*Dans le cadre de la relance du programme nucléaire français, le dernier site français spécialisé dans la fabrication d’assemblages combustibles nucléaires doit faire face à un changement d’échelle brutal : passer de 40 à plus de 200 assemblages produits par an pour répondre aux futurs besoins EPR2.* *Mais l’outil industriel n’a jamais été conçu pour absorber une telle montée en cadence.*
Les contrats EPR2 : une relance industrielle sous forte pression
À la suite des annonces de relance du nucléaire civil français et des nouveaux contrats liés au programme EPR2, la demande en assemblages combustibles augmente brutalement.
Le site devient alors stratégique à l’échelle nationale : il est l’un des seuls capables de produire les assemblages nécessaires aux futurs réacteurs.
En quelques années, les volumes demandés doivent être multipliés par cinq. Une montée en puissance industrielle majeure, avec une contrainte immédiate : le site historique doit continuer à produire pendant toute la transformation.
Derrière l’enjeu industriel, la pression est également politique et énergétique. Chaque retard potentiel sur les capacités de production menace directement le calendrier global du programme EPR2.
Un outil industriel conçu pour une autre échelle
Lorsque le projet démarre, les gammes de fabrication et les temps opérateurs sont encore calibrés pour une production d’environ 40 assemblages par an.
Très rapidement, plusieurs limites structurelles apparaissent.
Certains ateliers approchent déjà de la saturation. Les fours fonctionnent à leurs limites mécaniques. Les zones d’inspection deviennent des points de congestion critiques. Les flux de matière manquent de fluidité et les stocks intermédiaires désorganisent progressivement la production.
À cadence cible, plusieurs opérations deviennent mathématiquement impossibles à absorber sans restructuration profonde du site.
Les premières simulations sont sans appel : dans sa configuration initiale, l’usine ne peut pas dépasser durablement 80 assemblages par an.
Le défi ne consiste donc pas seulement à augmenter la capacité.
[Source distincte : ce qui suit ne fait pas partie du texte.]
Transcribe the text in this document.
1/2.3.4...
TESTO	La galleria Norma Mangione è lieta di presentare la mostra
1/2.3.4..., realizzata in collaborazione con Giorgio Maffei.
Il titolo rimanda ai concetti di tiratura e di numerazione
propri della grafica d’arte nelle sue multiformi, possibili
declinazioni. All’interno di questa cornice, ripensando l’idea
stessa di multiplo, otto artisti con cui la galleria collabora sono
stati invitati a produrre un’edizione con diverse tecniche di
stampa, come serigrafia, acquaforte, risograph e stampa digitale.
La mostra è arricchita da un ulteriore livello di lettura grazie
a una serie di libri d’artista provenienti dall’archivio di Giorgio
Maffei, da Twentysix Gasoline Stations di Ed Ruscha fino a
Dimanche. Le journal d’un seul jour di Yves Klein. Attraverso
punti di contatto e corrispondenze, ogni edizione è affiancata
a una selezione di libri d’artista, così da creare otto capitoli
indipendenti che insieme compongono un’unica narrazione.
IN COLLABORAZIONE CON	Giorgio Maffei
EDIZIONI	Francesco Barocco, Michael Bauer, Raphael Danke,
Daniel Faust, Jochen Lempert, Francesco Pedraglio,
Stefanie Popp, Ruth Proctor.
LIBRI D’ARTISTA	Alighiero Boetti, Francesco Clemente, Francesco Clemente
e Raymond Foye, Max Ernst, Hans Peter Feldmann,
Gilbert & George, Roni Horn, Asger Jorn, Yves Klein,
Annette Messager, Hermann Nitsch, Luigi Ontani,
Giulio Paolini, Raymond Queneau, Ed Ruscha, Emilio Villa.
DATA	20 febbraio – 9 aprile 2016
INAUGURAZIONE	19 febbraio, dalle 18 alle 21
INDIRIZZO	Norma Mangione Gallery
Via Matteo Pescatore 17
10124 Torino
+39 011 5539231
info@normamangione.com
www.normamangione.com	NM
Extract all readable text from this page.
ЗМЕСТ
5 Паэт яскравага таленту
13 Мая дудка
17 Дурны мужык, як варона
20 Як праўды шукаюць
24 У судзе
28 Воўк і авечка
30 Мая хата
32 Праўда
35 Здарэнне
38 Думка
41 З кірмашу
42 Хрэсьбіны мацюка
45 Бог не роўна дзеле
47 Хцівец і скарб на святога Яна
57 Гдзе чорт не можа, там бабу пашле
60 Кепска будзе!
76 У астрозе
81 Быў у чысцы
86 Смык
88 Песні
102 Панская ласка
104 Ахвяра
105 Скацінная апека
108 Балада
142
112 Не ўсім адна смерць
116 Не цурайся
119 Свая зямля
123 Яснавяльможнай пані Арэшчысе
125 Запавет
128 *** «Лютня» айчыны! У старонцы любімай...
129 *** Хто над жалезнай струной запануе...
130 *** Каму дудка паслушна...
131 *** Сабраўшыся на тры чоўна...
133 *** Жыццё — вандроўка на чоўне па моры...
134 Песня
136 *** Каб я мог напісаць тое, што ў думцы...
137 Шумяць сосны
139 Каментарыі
Il faut transformer un outil industriel historiquement conçu pour une production limitée en une organisation capable de soutenir une montée en cadence continue sur plusieurs années.
Repenser les capacités atelier par atelier
Kali Group intervient pour reprendre l’analyse complète des capacités industrielles du site.
Les équipes réalisent un diagnostic détaillé atelier par atelier : analyse des temps opérateurs, cartographie des flux, simulation des charges, identification des goulots et étude des capacités réelles des équipements critiques.
Les gammes de fabrication sont ensuite entièrement recalibrées afin d’absorber les futures cadences : réduction des temps de cycle, reséquençage des opérations, optimisation des encours et réorganisation des flux matière.
Les îlots de production sont redimensionnés pour permettre une montée en charge progressive. Des lignes parallèles sont créées sur les postes les plus saturés et les organisations équipes sont adaptées avec une logique de cross-training afin d’augmenter la flexibilité opérationnelle.
En parallèle, Kali Group évalue et priorise les investissements industriels nécessaires : nouvelles presses, capacités fours supplémentaires, automatisation de certains postes d’inspection et adaptation des infrastructures de production.
Enfin, un plan de ramp-up industriel structuré est construit sur plusieurs années afin de sécuriser chaque palier de montée en cadence : 40, 80, 160 puis 200 assemblages produits par an.
Une capacité multipliée par cinq. Un plan de ramp-up tenu.
Le site parvient progressivement à augmenter sa capacité de production jusqu’à dépasser les 200 assemblages combustibles par an.
Les gammes de fabrication sont entièrement restructurées et documentées pour chaque palier de cadence, permettant une montée en charge maîtrisée et pilotable dans le temps.
Les principaux goulots d’étranglement sont levés progressivement sans arrêt de production du site historique.
Plus de 80 personnes sont formées aux nouvelles organisations et aux logiques de polyvalence nécessaires pour soutenir les futures cadences.
Le plan de ramp-up industriel établi entre 2021 et 2027 est piloté et respecté, permettant au site de disposer d’une trajectoire industrielle robuste pour accompagner durablement la relance du nucléaire français.